Banyak teman saya mengingatkan agar
saya tidak terlalu fanatik kepada salah satu calon presiden. Hal itu membuat
saya berpikir, apakah benar saya fanatik? Setelah saya rasakan, ternyata benar.
Saya memang fanatik. Kalau boleh meminjam ungkapan pendukung sepak bola Italy,
saya adalah Tifosi. Tapi fanatisme saya bukan ditujukan kepada salah satu calon
presiden, tapi kepada sebuah negeri yang nantinya akan dipimpin oleh presiden
tepilih.
Indonesia harus baru. Indonesia harus
maju. Itu saja yang berputar-putar di dalam kepala saya dari masa awal kampanye
dimulai sampai detik ini. Seandainya ada calon no 3 yang lebih baik dari no1
dan no 2, saya akan sepenuh hati memilihnya.

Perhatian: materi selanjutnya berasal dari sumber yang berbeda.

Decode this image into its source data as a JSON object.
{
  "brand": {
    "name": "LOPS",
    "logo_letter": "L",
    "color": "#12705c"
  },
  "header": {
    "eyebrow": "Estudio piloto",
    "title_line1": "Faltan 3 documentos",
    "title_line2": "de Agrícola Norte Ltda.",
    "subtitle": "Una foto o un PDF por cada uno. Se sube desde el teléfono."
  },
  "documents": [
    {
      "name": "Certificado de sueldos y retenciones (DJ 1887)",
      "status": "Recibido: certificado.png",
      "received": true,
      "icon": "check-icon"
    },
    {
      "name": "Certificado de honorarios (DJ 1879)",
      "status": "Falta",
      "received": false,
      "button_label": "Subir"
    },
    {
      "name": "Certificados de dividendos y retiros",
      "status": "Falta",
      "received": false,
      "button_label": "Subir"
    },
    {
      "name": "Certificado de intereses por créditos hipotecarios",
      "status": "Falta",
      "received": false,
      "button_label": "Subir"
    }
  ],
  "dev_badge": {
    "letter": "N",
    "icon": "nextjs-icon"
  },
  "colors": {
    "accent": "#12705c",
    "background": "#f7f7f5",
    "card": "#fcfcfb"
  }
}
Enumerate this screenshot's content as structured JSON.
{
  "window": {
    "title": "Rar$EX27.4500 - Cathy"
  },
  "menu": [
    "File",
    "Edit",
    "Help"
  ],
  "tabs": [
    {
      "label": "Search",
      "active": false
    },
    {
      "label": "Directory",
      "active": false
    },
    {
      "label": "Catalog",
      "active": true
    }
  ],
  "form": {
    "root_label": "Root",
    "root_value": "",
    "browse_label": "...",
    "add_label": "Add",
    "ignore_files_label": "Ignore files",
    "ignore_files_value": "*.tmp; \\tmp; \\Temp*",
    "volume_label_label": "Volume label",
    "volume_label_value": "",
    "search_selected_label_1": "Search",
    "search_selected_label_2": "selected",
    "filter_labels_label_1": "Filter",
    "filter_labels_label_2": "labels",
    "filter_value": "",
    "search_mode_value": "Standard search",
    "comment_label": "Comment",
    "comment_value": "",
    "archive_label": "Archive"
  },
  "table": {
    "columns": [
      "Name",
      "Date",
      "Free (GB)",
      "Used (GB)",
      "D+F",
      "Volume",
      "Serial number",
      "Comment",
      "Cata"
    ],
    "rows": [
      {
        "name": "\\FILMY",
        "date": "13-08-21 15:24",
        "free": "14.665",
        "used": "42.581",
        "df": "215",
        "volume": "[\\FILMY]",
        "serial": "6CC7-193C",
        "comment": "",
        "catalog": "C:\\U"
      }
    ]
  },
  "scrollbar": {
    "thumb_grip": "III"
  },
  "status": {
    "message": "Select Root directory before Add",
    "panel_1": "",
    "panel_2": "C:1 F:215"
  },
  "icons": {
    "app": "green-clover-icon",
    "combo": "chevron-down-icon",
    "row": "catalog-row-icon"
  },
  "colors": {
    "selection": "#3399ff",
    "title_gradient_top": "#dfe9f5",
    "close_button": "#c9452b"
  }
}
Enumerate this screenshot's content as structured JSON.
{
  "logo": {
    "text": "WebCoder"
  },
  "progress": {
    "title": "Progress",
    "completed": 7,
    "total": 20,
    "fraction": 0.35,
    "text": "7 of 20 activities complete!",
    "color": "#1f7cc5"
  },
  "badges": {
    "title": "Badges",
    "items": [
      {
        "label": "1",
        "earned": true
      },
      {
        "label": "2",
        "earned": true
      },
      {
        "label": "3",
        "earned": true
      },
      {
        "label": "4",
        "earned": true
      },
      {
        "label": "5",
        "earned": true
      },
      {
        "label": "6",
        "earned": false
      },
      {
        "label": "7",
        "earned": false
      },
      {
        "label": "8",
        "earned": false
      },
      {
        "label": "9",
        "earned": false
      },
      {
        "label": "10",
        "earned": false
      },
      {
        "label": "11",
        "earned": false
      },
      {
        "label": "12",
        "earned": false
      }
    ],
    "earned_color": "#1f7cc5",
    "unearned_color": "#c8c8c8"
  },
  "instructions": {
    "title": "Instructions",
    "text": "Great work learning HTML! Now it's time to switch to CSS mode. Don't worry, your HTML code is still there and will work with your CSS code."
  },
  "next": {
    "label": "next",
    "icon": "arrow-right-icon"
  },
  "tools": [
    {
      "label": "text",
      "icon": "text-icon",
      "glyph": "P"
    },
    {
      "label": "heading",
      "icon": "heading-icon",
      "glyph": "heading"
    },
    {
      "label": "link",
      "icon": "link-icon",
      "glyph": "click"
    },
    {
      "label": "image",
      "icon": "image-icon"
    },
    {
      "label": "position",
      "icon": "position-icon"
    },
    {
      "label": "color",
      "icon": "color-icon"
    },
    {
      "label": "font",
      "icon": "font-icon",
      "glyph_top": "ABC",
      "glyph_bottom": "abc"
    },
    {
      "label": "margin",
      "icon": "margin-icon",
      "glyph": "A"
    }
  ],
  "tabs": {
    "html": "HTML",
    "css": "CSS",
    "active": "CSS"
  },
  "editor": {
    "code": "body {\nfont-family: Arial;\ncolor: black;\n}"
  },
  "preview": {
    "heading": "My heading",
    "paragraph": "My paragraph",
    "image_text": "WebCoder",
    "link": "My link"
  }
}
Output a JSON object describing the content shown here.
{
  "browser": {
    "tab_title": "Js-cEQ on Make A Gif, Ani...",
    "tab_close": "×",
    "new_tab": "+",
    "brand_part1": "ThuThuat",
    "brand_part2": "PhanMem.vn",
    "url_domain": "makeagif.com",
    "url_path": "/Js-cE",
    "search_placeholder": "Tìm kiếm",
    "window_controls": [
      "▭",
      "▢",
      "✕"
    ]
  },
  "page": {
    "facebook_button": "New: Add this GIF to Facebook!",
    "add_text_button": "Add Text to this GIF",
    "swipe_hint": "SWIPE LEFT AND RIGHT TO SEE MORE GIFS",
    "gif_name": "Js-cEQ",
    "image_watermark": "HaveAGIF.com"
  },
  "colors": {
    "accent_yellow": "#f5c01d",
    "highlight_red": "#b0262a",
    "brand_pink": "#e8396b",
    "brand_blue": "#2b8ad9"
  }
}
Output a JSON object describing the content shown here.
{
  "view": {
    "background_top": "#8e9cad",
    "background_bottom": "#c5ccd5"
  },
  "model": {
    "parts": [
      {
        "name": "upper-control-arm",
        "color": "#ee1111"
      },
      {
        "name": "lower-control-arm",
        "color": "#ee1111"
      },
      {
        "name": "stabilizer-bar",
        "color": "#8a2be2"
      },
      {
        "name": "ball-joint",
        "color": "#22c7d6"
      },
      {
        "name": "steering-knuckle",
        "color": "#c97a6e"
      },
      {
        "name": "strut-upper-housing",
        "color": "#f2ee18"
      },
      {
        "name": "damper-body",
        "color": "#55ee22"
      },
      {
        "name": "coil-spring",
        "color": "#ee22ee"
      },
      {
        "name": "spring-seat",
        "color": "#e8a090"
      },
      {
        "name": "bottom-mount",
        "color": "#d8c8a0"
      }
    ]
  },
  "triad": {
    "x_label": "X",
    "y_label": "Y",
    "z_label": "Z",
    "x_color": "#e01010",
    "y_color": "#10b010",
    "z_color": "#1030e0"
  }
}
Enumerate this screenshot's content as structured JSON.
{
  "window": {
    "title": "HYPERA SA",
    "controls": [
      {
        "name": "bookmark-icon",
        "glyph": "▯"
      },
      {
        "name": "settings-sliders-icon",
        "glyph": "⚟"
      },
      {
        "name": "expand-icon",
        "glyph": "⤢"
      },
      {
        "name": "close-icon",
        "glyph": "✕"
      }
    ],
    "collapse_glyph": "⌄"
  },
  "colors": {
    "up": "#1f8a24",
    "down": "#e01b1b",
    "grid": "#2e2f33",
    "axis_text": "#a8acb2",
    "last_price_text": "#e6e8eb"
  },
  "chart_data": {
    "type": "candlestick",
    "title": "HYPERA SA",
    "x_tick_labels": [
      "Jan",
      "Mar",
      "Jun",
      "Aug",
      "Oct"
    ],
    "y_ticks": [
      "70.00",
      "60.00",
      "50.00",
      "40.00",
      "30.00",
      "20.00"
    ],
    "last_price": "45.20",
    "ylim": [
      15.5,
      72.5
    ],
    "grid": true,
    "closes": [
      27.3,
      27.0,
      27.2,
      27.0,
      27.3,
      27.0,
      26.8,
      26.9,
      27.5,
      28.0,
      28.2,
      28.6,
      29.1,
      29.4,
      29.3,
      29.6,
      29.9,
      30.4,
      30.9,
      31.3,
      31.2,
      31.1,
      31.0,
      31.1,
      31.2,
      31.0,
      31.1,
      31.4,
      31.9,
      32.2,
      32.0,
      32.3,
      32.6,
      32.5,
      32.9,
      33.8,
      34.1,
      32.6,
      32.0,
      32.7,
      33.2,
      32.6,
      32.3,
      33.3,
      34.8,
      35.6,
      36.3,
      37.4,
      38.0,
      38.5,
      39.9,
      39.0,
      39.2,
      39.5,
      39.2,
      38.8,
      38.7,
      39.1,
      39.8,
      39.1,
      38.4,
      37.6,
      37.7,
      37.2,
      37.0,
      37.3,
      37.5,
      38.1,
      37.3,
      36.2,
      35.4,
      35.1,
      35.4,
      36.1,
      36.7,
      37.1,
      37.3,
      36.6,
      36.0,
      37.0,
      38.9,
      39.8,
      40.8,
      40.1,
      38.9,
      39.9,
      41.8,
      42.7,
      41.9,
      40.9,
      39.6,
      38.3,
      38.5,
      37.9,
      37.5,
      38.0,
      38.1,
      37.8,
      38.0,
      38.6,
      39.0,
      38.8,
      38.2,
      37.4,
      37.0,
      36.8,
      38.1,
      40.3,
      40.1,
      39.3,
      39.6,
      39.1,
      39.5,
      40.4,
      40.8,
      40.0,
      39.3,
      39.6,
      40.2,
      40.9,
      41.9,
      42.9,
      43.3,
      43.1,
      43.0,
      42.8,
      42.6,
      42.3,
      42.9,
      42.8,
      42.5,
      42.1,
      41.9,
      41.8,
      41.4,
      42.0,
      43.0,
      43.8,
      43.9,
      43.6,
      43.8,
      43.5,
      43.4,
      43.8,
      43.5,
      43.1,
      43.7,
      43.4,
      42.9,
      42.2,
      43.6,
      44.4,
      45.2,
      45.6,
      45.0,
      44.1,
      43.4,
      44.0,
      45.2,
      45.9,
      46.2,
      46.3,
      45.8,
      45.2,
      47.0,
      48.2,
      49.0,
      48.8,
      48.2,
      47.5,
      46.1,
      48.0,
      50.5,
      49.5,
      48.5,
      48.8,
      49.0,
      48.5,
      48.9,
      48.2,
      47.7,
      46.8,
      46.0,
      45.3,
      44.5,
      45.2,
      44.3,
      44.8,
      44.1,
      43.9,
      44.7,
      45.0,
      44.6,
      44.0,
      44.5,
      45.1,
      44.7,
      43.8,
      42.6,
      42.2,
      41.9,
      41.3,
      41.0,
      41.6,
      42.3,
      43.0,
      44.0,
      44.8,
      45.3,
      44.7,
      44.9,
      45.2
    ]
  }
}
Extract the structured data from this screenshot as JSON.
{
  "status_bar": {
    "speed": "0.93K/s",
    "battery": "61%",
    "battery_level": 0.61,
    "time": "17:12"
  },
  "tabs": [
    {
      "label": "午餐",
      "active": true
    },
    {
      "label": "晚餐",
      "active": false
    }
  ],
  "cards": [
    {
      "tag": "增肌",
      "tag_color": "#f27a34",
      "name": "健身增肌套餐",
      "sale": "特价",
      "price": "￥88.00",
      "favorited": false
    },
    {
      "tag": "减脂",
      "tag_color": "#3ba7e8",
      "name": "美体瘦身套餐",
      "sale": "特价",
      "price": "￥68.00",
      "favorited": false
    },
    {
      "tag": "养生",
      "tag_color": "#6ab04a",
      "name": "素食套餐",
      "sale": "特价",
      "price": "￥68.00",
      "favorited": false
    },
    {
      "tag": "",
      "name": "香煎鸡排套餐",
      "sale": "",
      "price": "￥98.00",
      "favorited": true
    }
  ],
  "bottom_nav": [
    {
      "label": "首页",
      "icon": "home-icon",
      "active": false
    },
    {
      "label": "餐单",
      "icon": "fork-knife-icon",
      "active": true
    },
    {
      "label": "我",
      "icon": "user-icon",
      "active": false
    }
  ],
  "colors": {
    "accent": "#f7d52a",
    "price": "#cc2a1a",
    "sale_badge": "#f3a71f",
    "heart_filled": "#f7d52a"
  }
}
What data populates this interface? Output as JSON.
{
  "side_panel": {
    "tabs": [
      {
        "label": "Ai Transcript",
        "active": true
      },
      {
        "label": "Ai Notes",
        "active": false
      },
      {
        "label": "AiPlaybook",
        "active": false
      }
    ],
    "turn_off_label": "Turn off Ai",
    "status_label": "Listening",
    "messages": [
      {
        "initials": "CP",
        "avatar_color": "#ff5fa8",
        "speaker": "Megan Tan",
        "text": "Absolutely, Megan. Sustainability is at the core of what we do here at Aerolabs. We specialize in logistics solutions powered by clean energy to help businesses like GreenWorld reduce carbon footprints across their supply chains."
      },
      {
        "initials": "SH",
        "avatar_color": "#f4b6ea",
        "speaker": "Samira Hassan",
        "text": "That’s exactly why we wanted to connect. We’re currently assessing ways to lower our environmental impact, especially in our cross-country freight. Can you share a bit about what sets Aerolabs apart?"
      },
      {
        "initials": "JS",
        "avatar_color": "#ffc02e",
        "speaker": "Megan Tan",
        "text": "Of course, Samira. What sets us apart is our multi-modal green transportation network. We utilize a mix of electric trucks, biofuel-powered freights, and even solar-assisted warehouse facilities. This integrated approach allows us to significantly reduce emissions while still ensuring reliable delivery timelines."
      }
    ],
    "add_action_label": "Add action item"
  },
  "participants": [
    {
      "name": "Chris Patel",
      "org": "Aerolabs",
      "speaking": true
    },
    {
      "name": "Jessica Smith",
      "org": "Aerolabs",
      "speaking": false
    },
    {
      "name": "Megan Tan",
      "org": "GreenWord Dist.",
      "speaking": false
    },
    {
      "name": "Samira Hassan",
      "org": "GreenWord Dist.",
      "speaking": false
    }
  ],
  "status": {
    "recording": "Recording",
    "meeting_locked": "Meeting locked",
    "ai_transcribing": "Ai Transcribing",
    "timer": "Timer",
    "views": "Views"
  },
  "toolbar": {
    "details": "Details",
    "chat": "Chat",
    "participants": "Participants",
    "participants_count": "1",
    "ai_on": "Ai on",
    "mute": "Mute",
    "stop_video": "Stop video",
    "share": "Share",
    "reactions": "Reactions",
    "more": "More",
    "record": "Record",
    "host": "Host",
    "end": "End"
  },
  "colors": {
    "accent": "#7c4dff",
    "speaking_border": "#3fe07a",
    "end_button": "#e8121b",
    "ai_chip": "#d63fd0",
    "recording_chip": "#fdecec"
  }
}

Sayangnya untuk sekarang, buat saya
hanya calon no 2 yang terbaik untuk memimpin negeri ini. Orang itu sudah punya
karya yang jelas, yang jelas-jelas berguna bagi banyak orang. Jadi saya tanpa
ragu mengatakan saya fanatik dengan no 2.
Negeri ini butuh generasi baru bila
ingin maju. Generasi baru yang bukan berasal dari yang baru di masa lalu.
Sebagai penutup saya ingin mengatakan:
Fanatisme itu perlu. Tak ada yang salah
dengan Fanatisme, yang salah adalah persepsi Anda. Jadi jangan minta orang lain untuk
tidak bersikap fanatik kalau Anda sendiri belum benar-benar paham artinya.